Investir em responsabilidade social é muito bom para companhias do porte da Vale. O custo financeiro é baixo e o retorno reputacional é garantido. Junto com o Itaú e outras empresas, a Vale apoia a ONG Todos Pela Educação, uma organização séria e poderosa. Quem entra no site da Fundação Vale e vê essa informação sabe que a companhia está lutando por uma causa nobre – mas ignora que faz isto sem colocar nada em jogo, além de um pouco de dinheiro. A companhia apenas se beneficia de boa reputação.

De acordo com os economistas Timothy Besley e Maitreesh Ghatak, se governos fossem perfeitos não haveria motivo para empresas serem socialmente responsáveis. (O texto “…” foi publicado em 2007 pelo Journal of Public Economics.) Se a educação brasileira fosse maravilhosa, apoiar uma ONG chamada “Todos Pela Educação” seria claramente apoiar um tipo de educação diferente do provisionado pelo Estado. Claro que isso seria legítimo, mas o ganho reputacional para a empresa seria nulo. Afinal, a Fundação Vale só tem projetos sociais porque o governo não dá conta, certo?
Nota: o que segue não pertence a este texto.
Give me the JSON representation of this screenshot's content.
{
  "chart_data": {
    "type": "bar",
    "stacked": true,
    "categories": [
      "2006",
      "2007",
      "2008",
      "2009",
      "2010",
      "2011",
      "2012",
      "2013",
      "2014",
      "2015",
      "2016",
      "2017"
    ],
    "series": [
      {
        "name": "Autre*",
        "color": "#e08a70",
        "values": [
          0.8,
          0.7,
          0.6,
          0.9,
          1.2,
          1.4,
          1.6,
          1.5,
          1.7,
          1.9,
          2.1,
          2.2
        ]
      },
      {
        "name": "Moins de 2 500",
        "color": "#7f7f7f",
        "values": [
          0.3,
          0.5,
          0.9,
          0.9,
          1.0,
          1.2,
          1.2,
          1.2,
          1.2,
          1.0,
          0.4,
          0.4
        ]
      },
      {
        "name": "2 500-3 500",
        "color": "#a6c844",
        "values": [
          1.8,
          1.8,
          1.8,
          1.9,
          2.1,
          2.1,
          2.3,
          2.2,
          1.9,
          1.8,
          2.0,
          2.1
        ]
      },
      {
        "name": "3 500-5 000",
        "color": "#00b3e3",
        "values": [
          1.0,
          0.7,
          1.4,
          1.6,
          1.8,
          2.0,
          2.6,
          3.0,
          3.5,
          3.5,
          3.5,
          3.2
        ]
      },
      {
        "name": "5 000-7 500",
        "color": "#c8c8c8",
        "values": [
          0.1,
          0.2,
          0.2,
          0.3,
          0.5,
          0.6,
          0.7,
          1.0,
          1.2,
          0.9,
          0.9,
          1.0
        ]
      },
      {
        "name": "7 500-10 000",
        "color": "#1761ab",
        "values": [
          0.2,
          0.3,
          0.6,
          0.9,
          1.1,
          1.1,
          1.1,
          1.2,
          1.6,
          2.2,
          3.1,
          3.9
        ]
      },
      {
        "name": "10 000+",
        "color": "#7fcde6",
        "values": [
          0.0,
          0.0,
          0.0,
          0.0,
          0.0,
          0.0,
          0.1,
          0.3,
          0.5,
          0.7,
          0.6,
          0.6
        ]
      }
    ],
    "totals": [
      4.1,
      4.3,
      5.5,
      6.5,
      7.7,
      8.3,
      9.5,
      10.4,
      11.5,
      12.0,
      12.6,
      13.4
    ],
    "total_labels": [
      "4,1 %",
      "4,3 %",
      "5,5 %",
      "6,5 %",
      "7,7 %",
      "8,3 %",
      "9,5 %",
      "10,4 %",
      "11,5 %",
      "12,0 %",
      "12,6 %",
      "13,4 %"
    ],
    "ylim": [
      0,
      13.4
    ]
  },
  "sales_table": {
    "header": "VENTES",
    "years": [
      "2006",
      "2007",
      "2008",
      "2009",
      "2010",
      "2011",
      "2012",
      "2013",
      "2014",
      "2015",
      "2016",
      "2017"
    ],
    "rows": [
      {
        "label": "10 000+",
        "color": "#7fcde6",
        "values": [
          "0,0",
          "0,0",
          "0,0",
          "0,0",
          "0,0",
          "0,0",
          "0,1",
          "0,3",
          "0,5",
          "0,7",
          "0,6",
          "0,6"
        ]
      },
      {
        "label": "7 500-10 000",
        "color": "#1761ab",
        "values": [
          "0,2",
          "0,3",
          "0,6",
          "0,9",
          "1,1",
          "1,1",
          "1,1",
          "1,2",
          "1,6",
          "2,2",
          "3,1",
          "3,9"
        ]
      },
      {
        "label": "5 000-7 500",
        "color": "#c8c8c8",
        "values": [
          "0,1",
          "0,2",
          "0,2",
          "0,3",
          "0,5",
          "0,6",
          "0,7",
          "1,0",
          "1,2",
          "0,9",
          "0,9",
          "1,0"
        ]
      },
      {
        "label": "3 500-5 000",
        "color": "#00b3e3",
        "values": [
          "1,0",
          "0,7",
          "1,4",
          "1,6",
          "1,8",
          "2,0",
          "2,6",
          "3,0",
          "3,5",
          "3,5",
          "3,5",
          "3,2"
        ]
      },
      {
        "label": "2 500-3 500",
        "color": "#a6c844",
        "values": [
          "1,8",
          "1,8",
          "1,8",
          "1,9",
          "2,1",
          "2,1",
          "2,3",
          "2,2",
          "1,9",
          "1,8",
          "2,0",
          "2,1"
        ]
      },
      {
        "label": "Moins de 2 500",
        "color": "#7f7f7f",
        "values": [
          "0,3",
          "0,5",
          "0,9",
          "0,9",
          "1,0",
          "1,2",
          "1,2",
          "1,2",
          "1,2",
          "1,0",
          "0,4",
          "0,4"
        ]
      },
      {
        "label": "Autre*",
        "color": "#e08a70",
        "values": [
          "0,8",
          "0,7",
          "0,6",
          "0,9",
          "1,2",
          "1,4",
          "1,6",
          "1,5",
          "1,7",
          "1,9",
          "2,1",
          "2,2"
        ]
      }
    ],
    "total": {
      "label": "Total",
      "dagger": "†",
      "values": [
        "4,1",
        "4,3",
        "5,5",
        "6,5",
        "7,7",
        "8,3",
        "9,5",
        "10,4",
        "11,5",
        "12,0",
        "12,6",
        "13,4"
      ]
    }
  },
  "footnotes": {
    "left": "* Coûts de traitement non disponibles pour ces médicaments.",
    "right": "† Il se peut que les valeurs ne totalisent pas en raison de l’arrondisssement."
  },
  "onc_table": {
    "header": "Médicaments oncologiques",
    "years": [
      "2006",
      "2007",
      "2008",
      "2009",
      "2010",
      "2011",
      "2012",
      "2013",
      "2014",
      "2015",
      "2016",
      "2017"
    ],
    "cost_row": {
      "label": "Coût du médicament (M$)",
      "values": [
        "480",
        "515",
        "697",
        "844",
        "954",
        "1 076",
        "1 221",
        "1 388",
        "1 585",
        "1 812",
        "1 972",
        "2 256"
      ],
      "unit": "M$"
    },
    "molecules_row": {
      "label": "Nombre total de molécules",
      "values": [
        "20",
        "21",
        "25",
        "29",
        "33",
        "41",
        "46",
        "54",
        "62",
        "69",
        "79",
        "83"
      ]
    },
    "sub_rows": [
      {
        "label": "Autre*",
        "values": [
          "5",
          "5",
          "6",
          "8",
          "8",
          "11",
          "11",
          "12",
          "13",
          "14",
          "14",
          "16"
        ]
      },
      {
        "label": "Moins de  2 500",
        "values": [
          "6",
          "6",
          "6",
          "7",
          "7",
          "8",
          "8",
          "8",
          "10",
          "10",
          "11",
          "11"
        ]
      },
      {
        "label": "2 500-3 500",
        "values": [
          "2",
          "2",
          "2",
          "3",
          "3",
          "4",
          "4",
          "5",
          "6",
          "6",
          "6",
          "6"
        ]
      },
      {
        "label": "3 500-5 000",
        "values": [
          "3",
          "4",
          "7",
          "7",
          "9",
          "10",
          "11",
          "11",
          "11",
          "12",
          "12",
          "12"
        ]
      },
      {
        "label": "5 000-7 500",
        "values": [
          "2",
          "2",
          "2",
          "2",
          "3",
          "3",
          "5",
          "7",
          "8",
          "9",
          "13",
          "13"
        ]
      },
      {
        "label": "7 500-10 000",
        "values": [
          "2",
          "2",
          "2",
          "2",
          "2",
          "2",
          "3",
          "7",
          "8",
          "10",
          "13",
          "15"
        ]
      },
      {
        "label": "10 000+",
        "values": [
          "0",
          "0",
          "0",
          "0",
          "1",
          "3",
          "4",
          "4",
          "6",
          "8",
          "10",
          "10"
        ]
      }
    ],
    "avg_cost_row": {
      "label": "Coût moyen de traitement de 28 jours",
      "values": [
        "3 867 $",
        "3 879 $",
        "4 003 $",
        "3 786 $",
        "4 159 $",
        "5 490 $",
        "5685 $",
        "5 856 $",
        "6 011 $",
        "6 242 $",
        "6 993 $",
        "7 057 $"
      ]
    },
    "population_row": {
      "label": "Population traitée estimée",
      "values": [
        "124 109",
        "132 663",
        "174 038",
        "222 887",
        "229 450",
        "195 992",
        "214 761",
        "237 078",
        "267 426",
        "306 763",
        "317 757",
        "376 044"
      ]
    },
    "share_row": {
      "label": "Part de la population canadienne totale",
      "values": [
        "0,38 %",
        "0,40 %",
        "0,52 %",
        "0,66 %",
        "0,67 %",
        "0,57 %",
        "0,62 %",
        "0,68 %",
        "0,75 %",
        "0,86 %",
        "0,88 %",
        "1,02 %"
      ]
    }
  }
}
Aguardo ansioso a posição do Instituto Criar, de Luciano Huck, da ONG Todos Pela Educação e do Instituto Ethos – todos parceiros da Vale do Rio Doce – sobre a tragédia de hoje. Para a responsabilidade social deixar de ser tão banal, é necessário que empresas sofram, também, ônus reputacional quando fracassam socialmente.